The presented approaches have underlined that the algorithms have grown mature and are ready for an integration into clinical tests. They allow highly detailed computations of steady and unsteady in- and expiratory flows. In this regard, the lattice-Boltzmann method has shown to be a cost-efficient approach for such computations. In light of the increasing power of today’s computer systems it is just a matter of years until such methods will be considered for clinical applications.

A major challenge will be given by increasing both the user-friendliness of such approaches and their acceptance among medical doctors.
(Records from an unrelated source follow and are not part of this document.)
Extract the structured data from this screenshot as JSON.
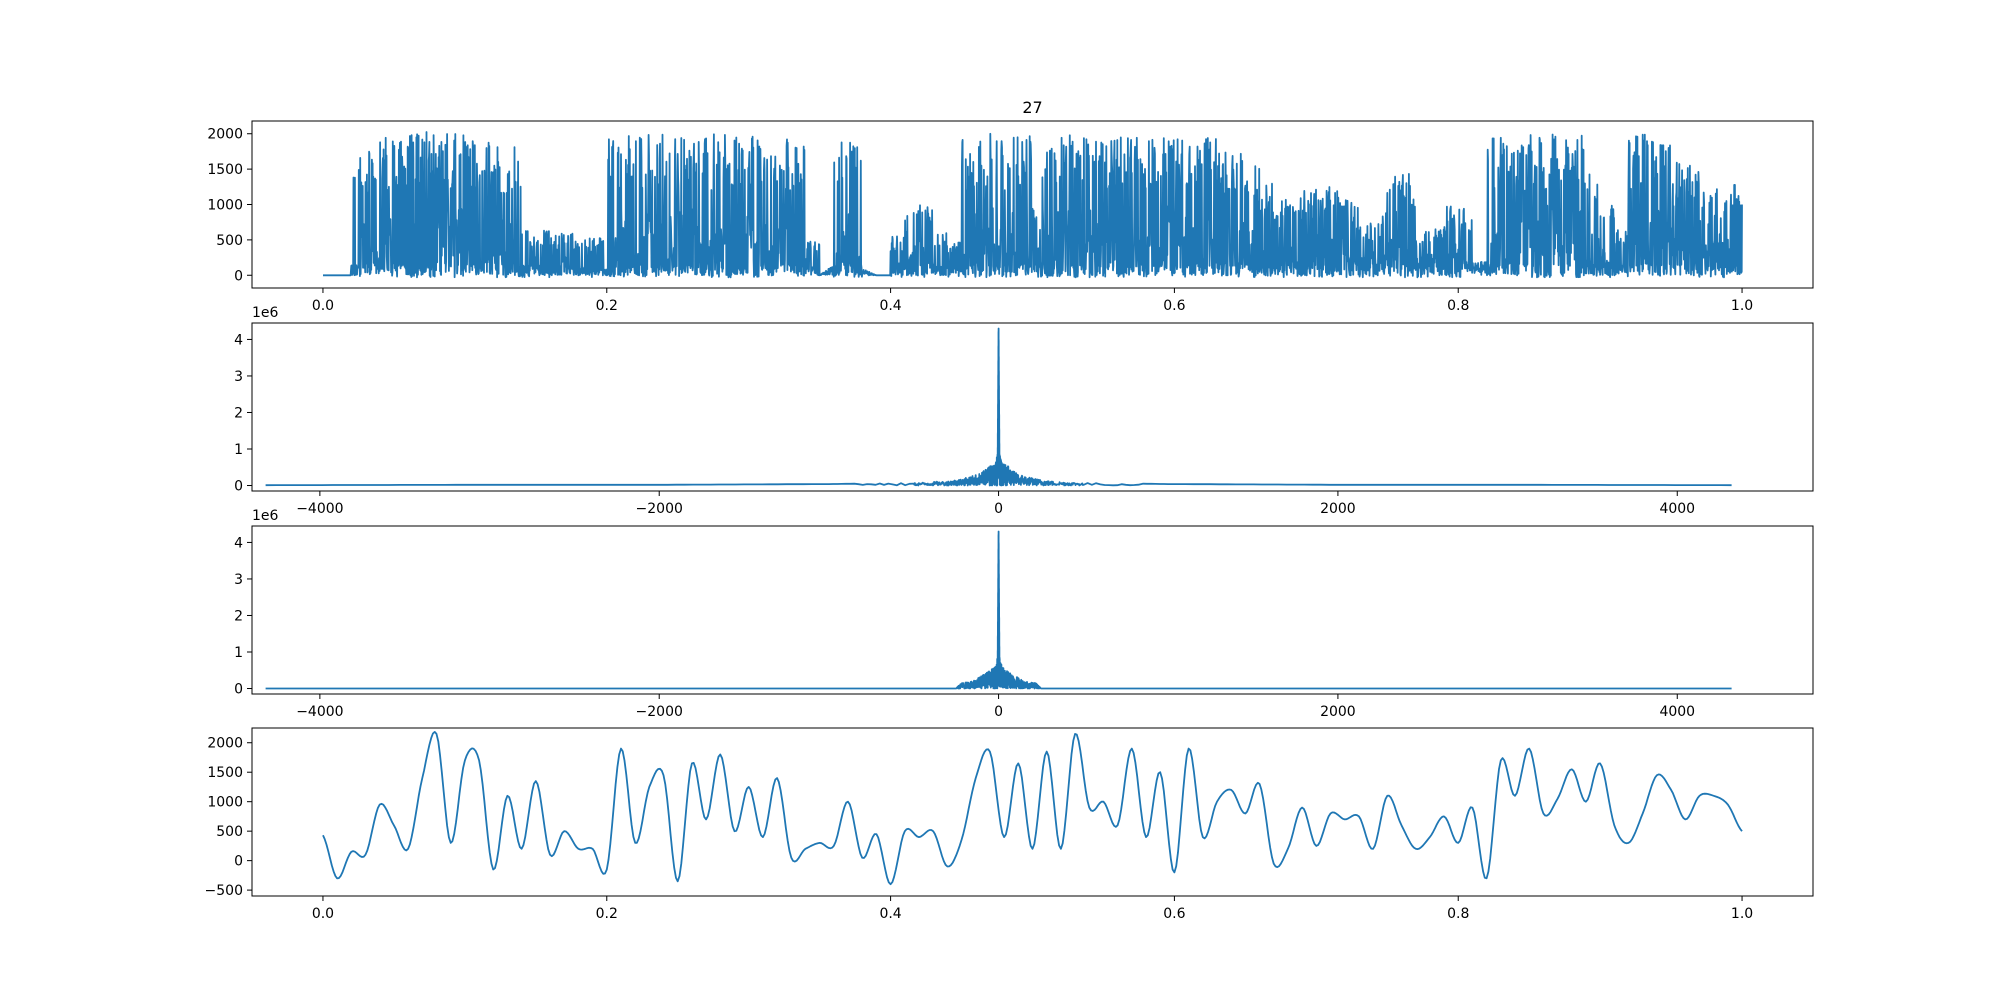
{
  "figure": {
    "title": "27",
    "line_color": "#1f77b4"
  },
  "chart_data": [
    {
      "type": "line",
      "title": "27",
      "xlim": [
        -0.05,
        1.05
      ],
      "ylim": [
        -180,
        2180
      ],
      "xticks": [
        0.0,
        0.2,
        0.4,
        0.6,
        0.8,
        1.0
      ],
      "xtick_labels": [
        "0.0",
        "0.2",
        "0.4",
        "0.6",
        "0.8",
        "1.0"
      ],
      "yticks": [
        0,
        500,
        1000,
        1500,
        2000
      ],
      "ytick_labels": [
        "0",
        "500",
        "1000",
        "1500",
        "2000"
      ],
      "offset_label": "",
      "grid": false,
      "series": [
        {
          "x": [
            0.0,
            0.02,
            0.03,
            0.04,
            0.05,
            0.06,
            0.065,
            0.07,
            0.08,
            0.09,
            0.1,
            0.11,
            0.12,
            0.13,
            0.14,
            0.15,
            0.16,
            0.17,
            0.18,
            0.19,
            0.2,
            0.21,
            0.22,
            0.23,
            0.24,
            0.25,
            0.26,
            0.27,
            0.28,
            0.29,
            0.3,
            0.31,
            0.32,
            0.33,
            0.34,
            0.35,
            0.36,
            0.37,
            0.38,
            0.39,
            0.4,
            0.41,
            0.42,
            0.43,
            0.44,
            0.45,
            0.46,
            0.47,
            0.48,
            0.49,
            0.5,
            0.51,
            0.52,
            0.53,
            0.54,
            0.55,
            0.56,
            0.57,
            0.58,
            0.59,
            0.6,
            0.61,
            0.62,
            0.63,
            0.64,
            0.65,
            0.66,
            0.67,
            0.68,
            0.69,
            0.7,
            0.71,
            0.72,
            0.73,
            0.74,
            0.75,
            0.76,
            0.77,
            0.78,
            0.79,
            0.8,
            0.81,
            0.82,
            0.83,
            0.84,
            0.85,
            0.86,
            0.87,
            0.88,
            0.89,
            0.9,
            0.91,
            0.92,
            0.93,
            0.94,
            0.95,
            0.96,
            0.97,
            0.98,
            0.99,
            1.0
          ],
          "y": [
            0,
            0,
            1800,
            600,
            1950,
            0,
            2000,
            0,
            2050,
            2000,
            1950,
            300,
            1900,
            1850,
            0,
            650,
            0,
            600,
            0,
            550,
            0,
            2000,
            500,
            2000,
            1900,
            2000,
            1950,
            600,
            2000,
            0,
            1950,
            2000,
            1600,
            2000,
            500,
            0,
            300,
            1950,
            200,
            0,
            0,
            550,
            1000,
            600,
            0,
            500,
            1950,
            2000,
            1900,
            2000,
            1950,
            1950,
            2000,
            2000,
            1900,
            1500,
            1950,
            1950,
            1500,
            1950,
            2000,
            1600,
            1950,
            1250,
            1750,
            1600,
            1300,
            300,
            1100,
            0,
            1300,
            1200,
            1100,
            500,
            750,
            900,
            1450,
            600,
            650,
            500,
            1000,
            350,
            400,
            1950,
            1950,
            1950,
            2000,
            1950,
            2000,
            1750,
            1000,
            0,
            650,
            2000,
            1900,
            1600,
            1550,
            1000,
            1200,
            1300,
            1000
          ]
        }
      ]
    },
    {
      "type": "line",
      "title": "",
      "xlim": [
        -4400,
        4800
      ],
      "ylim": [
        -0.15,
        4.45
      ],
      "xticks": [
        -4000,
        -2000,
        0,
        2000,
        4000
      ],
      "xtick_labels": [
        "−4000",
        "−2000",
        "0",
        "2000",
        "4000"
      ],
      "yticks": [
        0,
        1,
        2,
        3,
        4
      ],
      "ytick_labels": [
        "0",
        "1",
        "2",
        "3",
        "4"
      ],
      "offset_label": "1e6",
      "grid": false,
      "series": [
        {
          "x": [
            -4320,
            -3000,
            -2000,
            -1000,
            -500,
            -300,
            -200,
            -100,
            -50,
            -20,
            -5,
            0,
            5,
            20,
            50,
            100,
            200,
            300,
            500,
            1000,
            2000,
            3000,
            4320
          ],
          "y": [
            0.01,
            0.02,
            0.02,
            0.04,
            0.07,
            0.12,
            0.2,
            0.35,
            0.55,
            0.6,
            0.9,
            4.3,
            0.9,
            0.6,
            0.55,
            0.35,
            0.2,
            0.12,
            0.07,
            0.04,
            0.02,
            0.02,
            0.01
          ]
        }
      ]
    },
    {
      "type": "line",
      "title": "",
      "xlim": [
        -4400,
        4800
      ],
      "ylim": [
        -0.15,
        4.45
      ],
      "xticks": [
        -4000,
        -2000,
        0,
        2000,
        4000
      ],
      "xtick_labels": [
        "−4000",
        "−2000",
        "0",
        "2000",
        "4000"
      ],
      "yticks": [
        0,
        1,
        2,
        3,
        4
      ],
      "ytick_labels": [
        "0",
        "1",
        "2",
        "3",
        "4"
      ],
      "offset_label": "1e6",
      "grid": false,
      "series": [
        {
          "x": [
            -4320,
            -250,
            -220,
            -150,
            -100,
            -50,
            -20,
            -5,
            0,
            5,
            20,
            50,
            100,
            150,
            220,
            250,
            4320
          ],
          "y": [
            0.0,
            0.0,
            0.15,
            0.2,
            0.35,
            0.5,
            0.6,
            0.9,
            4.3,
            0.9,
            0.6,
            0.5,
            0.35,
            0.2,
            0.15,
            0.0,
            0.0
          ]
        }
      ]
    },
    {
      "type": "line",
      "title": "",
      "xlim": [
        -0.05,
        1.05
      ],
      "ylim": [
        -600,
        2250
      ],
      "xticks": [
        0.0,
        0.2,
        0.4,
        0.6,
        0.8,
        1.0
      ],
      "xtick_labels": [
        "0.0",
        "0.2",
        "0.4",
        "0.6",
        "0.8",
        "1.0"
      ],
      "yticks": [
        -500,
        0,
        500,
        1000,
        1500,
        2000
      ],
      "ytick_labels": [
        "−500",
        "0",
        "500",
        "1000",
        "1500",
        "2000"
      ],
      "offset_label": "",
      "grid": false,
      "series": [
        {
          "x": [
            0.0,
            0.01,
            0.02,
            0.03,
            0.04,
            0.05,
            0.06,
            0.07,
            0.08,
            0.09,
            0.1,
            0.11,
            0.12,
            0.13,
            0.14,
            0.15,
            0.16,
            0.17,
            0.18,
            0.19,
            0.2,
            0.21,
            0.22,
            0.23,
            0.24,
            0.25,
            0.26,
            0.27,
            0.28,
            0.29,
            0.3,
            0.31,
            0.32,
            0.33,
            0.34,
            0.35,
            0.36,
            0.37,
            0.38,
            0.39,
            0.4,
            0.41,
            0.42,
            0.43,
            0.44,
            0.45,
            0.46,
            0.47,
            0.48,
            0.49,
            0.5,
            0.51,
            0.52,
            0.53,
            0.54,
            0.55,
            0.56,
            0.57,
            0.58,
            0.59,
            0.6,
            0.61,
            0.62,
            0.63,
            0.64,
            0.65,
            0.66,
            0.67,
            0.68,
            0.69,
            0.7,
            0.71,
            0.72,
            0.73,
            0.74,
            0.75,
            0.76,
            0.77,
            0.78,
            0.79,
            0.8,
            0.81,
            0.82,
            0.83,
            0.84,
            0.85,
            0.86,
            0.87,
            0.88,
            0.89,
            0.9,
            0.91,
            0.92,
            0.93,
            0.94,
            0.95,
            0.96,
            0.97,
            0.98,
            0.99,
            1.0
          ],
          "y": [
            430,
            -300,
            150,
            100,
            950,
            600,
            200,
            1400,
            2150,
            300,
            1700,
            1700,
            -150,
            1100,
            200,
            1350,
            100,
            500,
            200,
            200,
            -150,
            1900,
            300,
            1250,
            1450,
            -350,
            1650,
            700,
            1800,
            500,
            1250,
            400,
            1400,
            50,
            200,
            300,
            250,
            1000,
            50,
            450,
            -400,
            500,
            400,
            500,
            -100,
            350,
            1400,
            1850,
            400,
            1650,
            200,
            1850,
            200,
            2150,
            900,
            1000,
            600,
            1900,
            400,
            1500,
            -200,
            1900,
            400,
            1000,
            1200,
            800,
            1300,
            -50,
            200,
            900,
            250,
            800,
            700,
            750,
            200,
            1100,
            600,
            200,
            400,
            750,
            300,
            900,
            -300,
            1700,
            1100,
            1900,
            800,
            1050,
            1550,
            1000,
            1650,
            600,
            300,
            800,
            1450,
            1200,
            700,
            1100,
            1100,
            950,
            500
          ]
        }
      ]
    }
  ]
}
As such, the transition from a research code to a user-friendly software whose execution for an individual pathological case can be commissioned by surgeons as well as the automatic extraction of surgery-relevant data and suggestions still needs to be tackled. Such a tool in conjunction with large-scale databases of pathological cases will furthermore enable to extract surgery suggestions for new pathological cases from known cases via datamining and artificial intelligence algorithms. Also, the integration of shape-optimization algorithms will allow to optimize the anatomical structure with respect to increased respiratory efficiency by minimizing the pressure loss and wall-shear stress and by maximizing the heating and moisturization capability.

There is still room for improvement from a modeling perspective. To improve the similarity between realistic and simulated respiration, effects of nasal hair, wall-bounded fluid transport, and tissue movement could be considered to be included. Examples where fluid-structure interactions play a role are the nasal valve effect, which causes a narrowing of the airway at inspiration, the movement of the suppository and the soft palate when snoring, or even the airway collapse in obstructive sleep apnea syndrome patients. Inclusion of these aspects on the one hand will increase the computational effort and on the other hand, will enhance the solutions of the simulations. The model development and numerical implementations are still an active field of research.